The appeal is from an order overruling appellants' motion to vacate an order appointing one Thompson temporary receiver and directing him as such to take charge of and operate (under the supervision of the court) the "School of Experience for Stenographers" in Dallas, alleged to belong to appellant Mrs. Rose W. Shannon, wife of the appellant W. E. Shannon. In her petition, appellee Miss Lois Harper (plaintiff below) alleged that she and Mrs. Shannon entered into a contract in writing (attached to her petition as an exhibit) whereby she (appellee) became manager of said school on terms specified in the contract, and that Mrs. Shannon afterward discharged her as such manager and refused to pay her parts of salary due her under the contract a sum of money she loaned to Mrs. Shannon, and sums of money paid by her at Mrs. Shannon's request for articles purchased for use in operating the school, amounting in the aggregate, it was alleged, to $687.75.

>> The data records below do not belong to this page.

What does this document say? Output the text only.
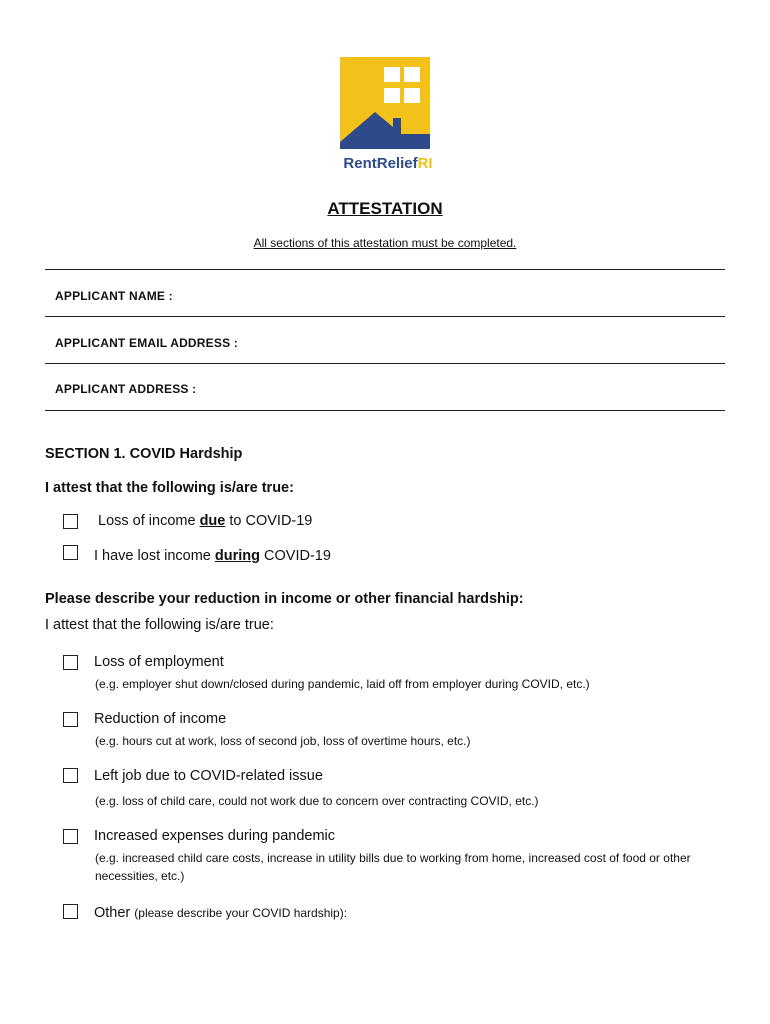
RentReliefRI
ATTESTATION
All sections of this attestation must be completed.
APPLICANT NAME :
APPLICANT EMAIL ADDRESS :
APPLICANT ADDRESS :
SECTION 1. COVID Hardship
I attest that the following is/are true:
Loss of income due to COVID-19
I have lost income during COVID-19
Please describe your reduction in income or other financial hardship:
I attest that the following is/are true:
Loss of employment
(e.g. employer shut down/closed during pandemic, laid off from employer during COVID, etc.)
Reduction of income
(e.g. hours cut at work, loss of second job, loss of overtime hours, etc.)
Left job due to COVID-related issue
(e.g. loss of child care, could not work due to concern over contracting COVID, etc.)
Increased expenses during pandemic
(e.g. increased child care costs, increase in utility bills due to working from home, increased cost of food or other necessities, etc.)
Other (please describe your COVID hardship):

One of the grounds urged in the motion in the court below was that it appeared (and it did, as is shown in the record sent to this court) that Miss Harper's suit was that of a creditor without a lien of any kind securing the amount, or any of it, of the indebtedness claimed. It is insisted the court was without right to appoint a receiver in the suit of such a creditor. The contention is supported by the authorities, and it is sustained. "A mere contract creditor who neither by his contract nor by a judgment (it is said in 1 Tardy's Smith on Receivers, 649) has obtained a lien upon any property of his debtor, is not in a position, unless aided by a special statute, to institute an action in equity in which he can ask for the appointment of a Receiver and thus deprive the debtor of the possession and management of his property." That the statute (article 2293, Rev.St. 1925) does not authorize the appointment of a receiver in such a case has been directly determined by the Supreme Court. Carter v. Hightower, 79 Tex. 135, 15 S.W. 223; and see Cahn v. Johnson, 12 Tex. Civ. App. 304, 33 S.W. 1000, and Tunnell v. Johnson (Tex.Civ.App.) 209 S.W. 451.
The judgment will be reversed, and the cause will be remanded to the court below with instructions to discharge the receiver and return to appellants all property held by him as such.